16 Mart 1988’de Irak’ta Baas iktidarı ve Saddam Hüseyin, kimyasal ve biyolojik silahlar kullanarak kadın, çocuk, yaşlı, genç 5 bini aşkın Halepçeli Kürt’ü katletti, onbinlercesini de sakat bıraktı.
33 yıl önce, Irak’ta insanlık tarihine kara bir leke daha düştü; bir insanlık suçu işlendi. 16 Mart 1988’de Irak’ta Baas iktidarı ve Saddam Hüseyin, kimyasal ve biyolojik silahlar kullanarak kadın, çocuk, yaşlı, genç 5 bini aşkın Halepçeli Kürt’ü katletti, onbinlercesini de sakat bıraktı.
Saddam Rejimi, Irak Kürdistan Bölgesi’nin İran sınırı yakınlarında bulunan Halepçe kentini 16 Mart 1988’de zehirli gazlarla 3 gün boyunca yoğun bombardıman altına aldı. “Halepçe Katliamı” olarak tarihe geçen katliamda yapılan bombardımanda binlerce insan evlerinde ve sokaklarda can verdi. Dünya Sağlık Örgütü (WHO), 5 bini aşkın insanın yaşamını yitirdiğini, 7 binden fazla kişi yaralandığını ve onbinlercesinin ise sakatlandığını açıklarken, Irak Savaşı’ndan sonra bölgeye giren yabancılar tarafından bu rakamın daha da büyük olduğu belirtildi.
Halepçe Katliamı bombalar arasında annesine koşan bir çocuğun dilinden dökülen “Dayê bêhna sêva tê’ (Anne elma kokusu geliyor)” cümlesiyle ve gazeteci Ramazan Öztürk’ün, “Sessiz Tanık” adını verdiği fotoğrafıyla hafızalara kazındı.

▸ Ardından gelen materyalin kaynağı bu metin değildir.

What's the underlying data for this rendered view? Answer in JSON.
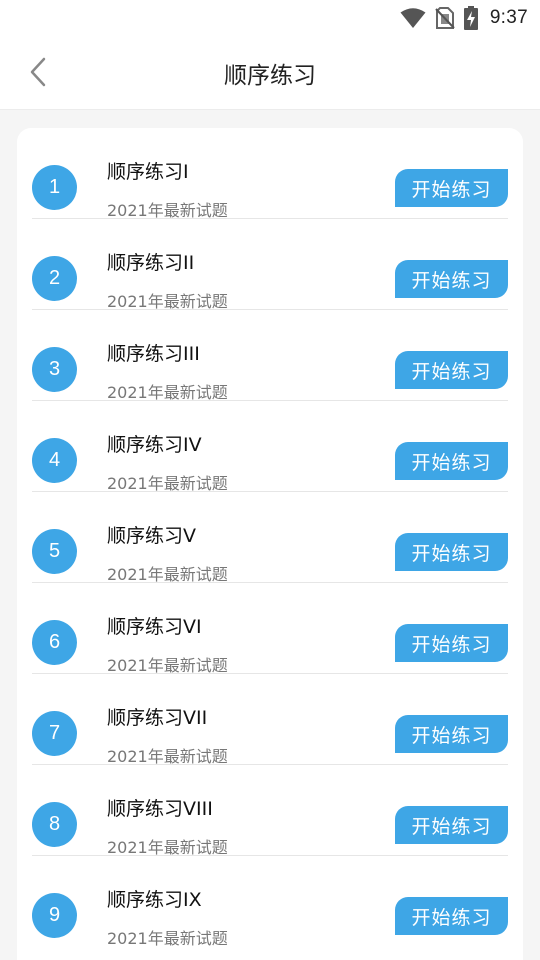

Bombardıman öncesinde 75 bin civarında nüfusa sahip Halepçe’den geriye yıkık bir şehir kalırken, Halepçe’nin büyük bölümü bombardıman sonra boşaldı. On binlerce kişi yakınlarını dahi toprağa veremeden, İran ile Türkiye’ye geçmeye çalıştı. Çok sayıda kişi de yolda ya da yerleştirildikleri kamplarda açlık ve susuzluktan yaşamını yitirdi.